Deprivation of Liberty Safeguards (DoLS)

The care that a person receives in a care home or hospital will often involve both supervision and control.

Staff will check in on and watch residents or patients. They will manage activities, and control things such as meals and bedtimes. This care is usually what the person needs, but it can deprive them of their freedom if they have not consented (agreed) to it.

If a person is being supervised and controlled continuously this may count as a deprivation of liberty. This does not necessarily mean 24 hours a day. If they are being watched and controlled for lengthy periods this could still be classed as a deprivation of liberty.

If a person is not free to leave the place where they are being cared for, this may be a deprivation of their liberty.

Even if the person is not physically able to leave by themselves, the question is still the same – if they tried to leave, would they be stopped? If the answer is yes – and they are unable to consent or refuse this and are not free to leave – then they are being deprived of their liberty.

The care a person with dementia receives can only deprive them of their liberty if they are unable to consent or refuse that care.

If the person has freely chosen their situation, then they have not given up any of their freedom. A deprivation of liberty only happens when someone lacks the ability to decide for themselves about their care. The ability to decide is known as ‘mental capacity.

Giving consent (or ‘consenting’) means giving permission for something to happen. A person consents if they:

• agree by choice
• have the freedom and mental capacity to make that choice.

In England and Wales, the Mental Capacity Act 2005 sets out criteria for a person to be able to make a decision. This includes giving consent. A person must be able to do all of the following:

• Understand the information about the decision – in these cases, the options for care and living arrangements.
• Retain that information long enough to be able to make a decision.
• Weigh up the information available and understand the consequences of the decision.
• Communicate the decision by any possible means – such as talking, using sign language or using simple movements such as blinking an eye or squeezing a hand.

The person’s dementia can mean they cannot do one or more of these. This is due to ‘impairment or disturbance in the functioning of the mind or brain’. This means they would lack the capacity to make that decision at that time.

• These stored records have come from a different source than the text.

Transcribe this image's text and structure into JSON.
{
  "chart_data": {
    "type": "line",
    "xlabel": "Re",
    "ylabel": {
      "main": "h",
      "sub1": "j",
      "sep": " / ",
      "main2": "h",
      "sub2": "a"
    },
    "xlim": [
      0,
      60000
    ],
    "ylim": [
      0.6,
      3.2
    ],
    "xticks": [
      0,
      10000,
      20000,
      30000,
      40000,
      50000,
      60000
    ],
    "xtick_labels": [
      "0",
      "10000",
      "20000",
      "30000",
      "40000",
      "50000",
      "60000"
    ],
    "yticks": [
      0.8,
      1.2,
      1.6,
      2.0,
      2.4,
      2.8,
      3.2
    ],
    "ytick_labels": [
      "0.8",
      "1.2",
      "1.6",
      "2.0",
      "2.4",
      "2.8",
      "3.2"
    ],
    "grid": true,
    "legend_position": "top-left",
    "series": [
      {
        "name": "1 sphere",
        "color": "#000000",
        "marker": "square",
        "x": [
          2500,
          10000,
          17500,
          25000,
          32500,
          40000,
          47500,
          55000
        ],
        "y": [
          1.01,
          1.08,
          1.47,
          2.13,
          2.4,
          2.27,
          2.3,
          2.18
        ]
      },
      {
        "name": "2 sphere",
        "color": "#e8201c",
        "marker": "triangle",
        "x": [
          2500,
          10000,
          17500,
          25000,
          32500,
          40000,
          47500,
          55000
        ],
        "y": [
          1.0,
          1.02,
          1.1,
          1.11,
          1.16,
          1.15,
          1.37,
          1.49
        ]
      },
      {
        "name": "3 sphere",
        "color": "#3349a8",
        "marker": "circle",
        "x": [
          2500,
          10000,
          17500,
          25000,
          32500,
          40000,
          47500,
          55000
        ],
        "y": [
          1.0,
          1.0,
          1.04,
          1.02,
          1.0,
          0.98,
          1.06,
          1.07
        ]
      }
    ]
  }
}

A person can have the capacity to make some decisions and not others. For some decisions, they will need to understand more complex information or weigh up more options than others. For example, a person with dementia may be able to choose between two meal options (fish or stew), but not take into account all the relevant information about different care and treatment options. An example could be not understanding why the care home front door is locked and they cannot go outside).

Importantly, a diagnosis of dementia does not mean that someone automatically lacks mental capacity. Mental capacity can also change over time. For example, a person with dementia might be able to think more clearly on some days and not others, or at certain times of the day.

Brenda lives at home with her husband. Since being diagnosed with Alzheimer’s disease, Brenda has found that she needs more care and support at home. In time, and as her dementia gets worse, she becomes unable to make her own decisions about her care and where she will receive that care.

Her husband feels that she now needs more care and support than he can offer and that she may need full-time care in a care home. He arranges for the local authority to assess her care needs, and the social worker agrees that she needs full-time care.

The next step is to arrange the move into a care home, and the social worker explains that there will be a Deprivation of Liberty Safeguards assessment. This is needed as Brenda lacks capacity to make the choice to move into a care home, and so by moving there she may be deprived of her liberty. This is because her care needs mean that she may be under continuous supervision and control by staff, and she will not be allowed to leave the care home.

Two assessors call to assess Brenda and the proposed care she will receive. As part of this process, they speak to her husband about his feelings on the proposed care. They agree that depriving Brenda of her freedom in this way is the right thing to do for her, and so this deprivation of liberty is authorised by the local authority. Brenda then moves to the care home, and her husband is appointed as her representative.